Se fazer uma pequena caminhada em trilha exige algum nível de planejamento, de conhecimento do local e de prudência, fazer trekking em alta montanha, ou seja, naquelas com mais de 4.000 metros de altitude, exige muito mais do que isso. Além de ter um guia que conheça bem a região, e suas especificidades climáticas, e de estar provido de equipamentos adequados, será necessário adaptar o corpo, em geral acostumado a altitudes próximas do nível do mar.
Vale lembrar que atividades de alta montanha só podem ser realizadas fora do Brasil já que nossa montanha mais alta tem 3.014 metros de altitude: o Pico da Neblina, localizada no estado do Amazonas, na fronteira com a Venezuela. Assim, entre os destinos mais comuns dos brasileiros que desejam ter essa experiência estão os nossos países vizinhos, Bolívia, Peru e Argentina. Além disso, é importante ter em mente que se trata de uma atividade de risco, e em certas ocasiões um erro ou um descuido podem resultar em uma fatalidade. Por isso, pesquisar é o primeiro passo para iniciar o planejamento de uma atividade como essa.

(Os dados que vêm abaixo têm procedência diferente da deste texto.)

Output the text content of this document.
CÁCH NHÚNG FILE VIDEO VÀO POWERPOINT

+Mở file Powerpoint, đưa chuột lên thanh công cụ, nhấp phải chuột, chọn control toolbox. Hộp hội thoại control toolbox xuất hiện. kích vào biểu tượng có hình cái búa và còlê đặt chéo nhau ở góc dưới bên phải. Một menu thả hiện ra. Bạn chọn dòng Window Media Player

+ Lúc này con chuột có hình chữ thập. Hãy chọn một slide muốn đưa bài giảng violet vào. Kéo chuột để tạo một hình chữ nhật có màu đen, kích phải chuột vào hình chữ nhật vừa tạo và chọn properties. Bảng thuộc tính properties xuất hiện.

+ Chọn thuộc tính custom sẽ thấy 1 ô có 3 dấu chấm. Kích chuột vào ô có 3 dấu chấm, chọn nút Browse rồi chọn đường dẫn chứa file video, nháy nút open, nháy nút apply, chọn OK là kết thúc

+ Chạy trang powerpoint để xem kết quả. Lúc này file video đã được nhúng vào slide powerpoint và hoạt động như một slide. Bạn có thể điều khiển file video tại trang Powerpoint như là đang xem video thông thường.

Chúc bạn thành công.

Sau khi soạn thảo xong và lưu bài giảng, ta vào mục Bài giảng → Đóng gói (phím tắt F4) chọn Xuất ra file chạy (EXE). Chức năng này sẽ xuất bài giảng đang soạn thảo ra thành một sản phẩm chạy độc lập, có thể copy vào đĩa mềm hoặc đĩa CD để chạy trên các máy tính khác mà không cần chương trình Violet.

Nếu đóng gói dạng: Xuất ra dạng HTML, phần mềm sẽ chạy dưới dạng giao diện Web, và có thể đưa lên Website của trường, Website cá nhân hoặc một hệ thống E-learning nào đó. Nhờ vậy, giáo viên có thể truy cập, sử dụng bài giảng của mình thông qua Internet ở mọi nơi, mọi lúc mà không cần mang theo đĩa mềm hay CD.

Hoje com a Internet e com as inúmeras agências especializadas em turismo de trekking, tudo fica mais fácil. Ainda assim, é essencial estar informado sobre os desafios que vem pela frente. Conhecer bem o local aonde irá e como é o clima na época de sua viagem vai definir a roupa, o tempo necessário e os equipamentos que deve levar. É bom frisar que trekking em alta montanha vai exigir disponibilidade de tempo porque as atividades são desenvolvidas em vários dias – especialmente para que o corpo se acostume com a altitude, se aclimate.

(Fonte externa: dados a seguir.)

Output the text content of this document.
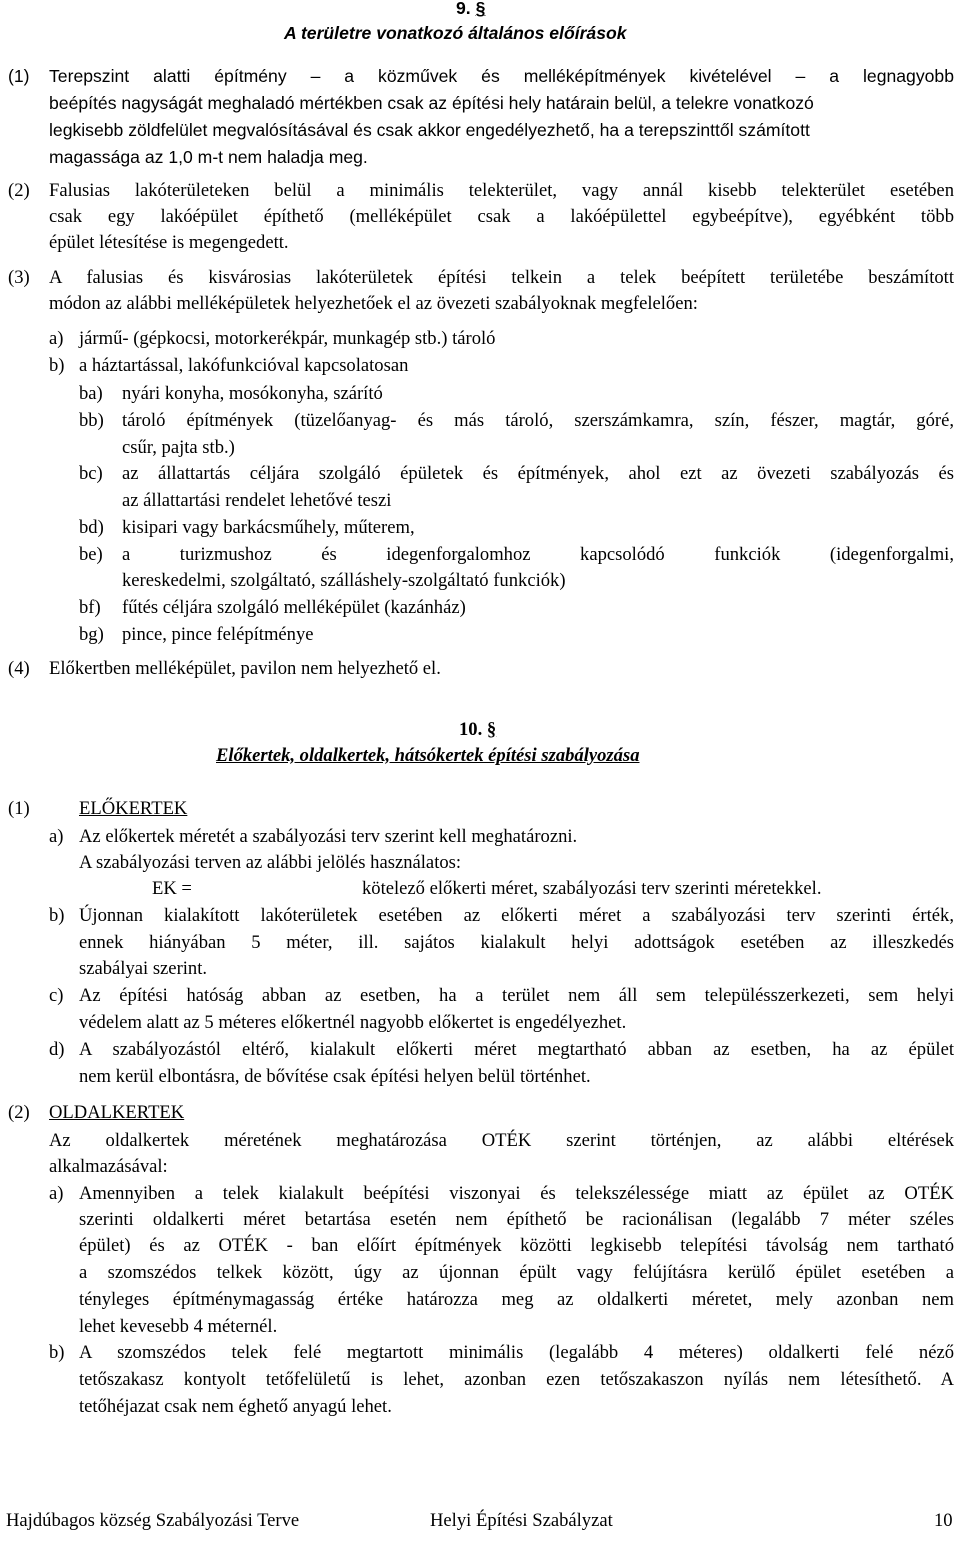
9. §
A területre vonatkozó általános előírások
(1) Terepszint alatti építmény – a közművek és melléképítmények kivételével – a legnagyobb
beépítés nagyságát meghaladó mértékben csak az építési hely határain belül, a telekre vonatkozó
legkisebb zöldfelület megvalósításával és csak akkor engedélyezhető, ha a terepszinttől számított
magassága az 1,0 m-t nem haladja meg.
(2) Falusias lakóterületeken belül a minimális telekterület, vagy annál kisebb telekterület esetében
csak egy lakóépület építhető (melléképület csak a lakóépülettel egybeépítve), egyébként több
épület létesítése is megengedett.
(3) A falusias és kisvárosias lakóterületek építési telkein a telek beépített területébe beszámított
módon az alábbi melléképületek helyezhetőek el az övezeti szabályoknak megfelelően:
a) jármű- (gépkocsi, motorkerékpár, munkagép stb.) tároló
b) a háztartással, lakófunkcióval kapcsolatosan
ba) nyári konyha, mosókonyha, szárító
bb) tároló építmények (tüzelőanyag- és más tároló, szerszámkamra, szín, fészer, magtár, góré,
csűr, pajta stb.)
bc) az állattartás céljára szolgáló épületek és építmények, ahol ezt az övezeti szabályozás és
az állattartási rendelet lehetővé teszi
bd) kisipari vagy barkácsműhely, műterem,
be) a turizmushoz és idegenforgalomhoz kapcsolódó funkciók (idegenforgalmi,
kereskedelmi, szolgáltató, szálláshely-szolgáltató funkciók)
bf) fűtés céljára szolgáló melléképület (kazánház)
bg) pince, pince felépítménye
(4) Előkertben melléképület, pavilon nem helyezhető el.
10. §
Előkertek, oldalkertek, hátsókertek építési szabályozása
(1)	ELŐKERTEK
a) Az előkertek méretét a szabályozási terv szerint kell meghatározni.
A szabályozási terven az alábbi jelölés használatos:
EK =	kötelező előkerti méret, szabályozási terv szerinti méretekkel.
b) Újonnan kialakított lakóterületek esetében az előkerti méret a szabályozási terv szerinti érték,
ennek hiányában 5 méter, ill. sajátos kialakult helyi adottságok esetében az illeszkedés
szabályai szerint.
c) Az építési hatóság abban az esetben, ha a terület nem áll sem településszerkezeti, sem helyi
védelem alatt az 5 méteres előkertnél nagyobb előkertet is engedélyezhet.
d) A szabályozástól eltérő, kialakult előkerti méret megtartható abban az esetben, ha az épület
nem kerül elbontásra, de bővítése csak építési helyen belül történhet.
(2) OLDALKERTEK
Az oldalkertek méretének meghatározása OTÉK szerint történjen, az alábbi eltérések
alkalmazásával:
a) Amennyiben a telek kialakult beépítési viszonyai és telekszélessége miatt az épület az OTÉK
szerinti oldalkerti méret betartása esetén nem építhető be racionálisan (legalább 7 méter széles
épület) és az OTÉK - ban előírt építmények közötti legkisebb telepítési távolság nem tartható
a szomszédos telkek között, úgy az újonnan épült vagy felújításra kerülő épület esetében a
tényleges építménymagasság értéke határozza meg az oldalkerti méretet, mely azonban nem
lehet kevesebb 4 méternél.
b) A szomszédos telek felé megtartott minimális (legalább 4 méteres) oldalkerti felé néző
tetőszakasz kontyolt tetőfelületű is lehet, azonban ezen tetőszakaszon nyílás nem létesíthető. A
tetőhéjazat csak nem éghető anyagú lehet.
Hajdúbagos község Szabályozási Terve	Helyi Építési Szabályzat	10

Deslocar-se rapidamente para altitudes em torno de 2.500 metros já costuma provocar mal estar e desconforto em pessoas sem experiência. Entretanto, com a adaptação correta, a maioria das pessoas que tenham um preparo físico mínimo conseguirá alcançar altitudes como 5.000 ou 5.500 metros (que é a altitude do acampamento base do Everest, só como exemplo).
Acima disso, o processo fica mais sofrido e exige mais tempo para o corpo. Isso ocorre porque quanto mais alto estamos, a quantidade de oxigênio diminui, bem como a pressão exercida pela atmosfera e a temperatura, causando expansão dos gases. Assim, ficamos com menos moléculas de oxigênio disponíveis em cada respiração, e fica mais frio.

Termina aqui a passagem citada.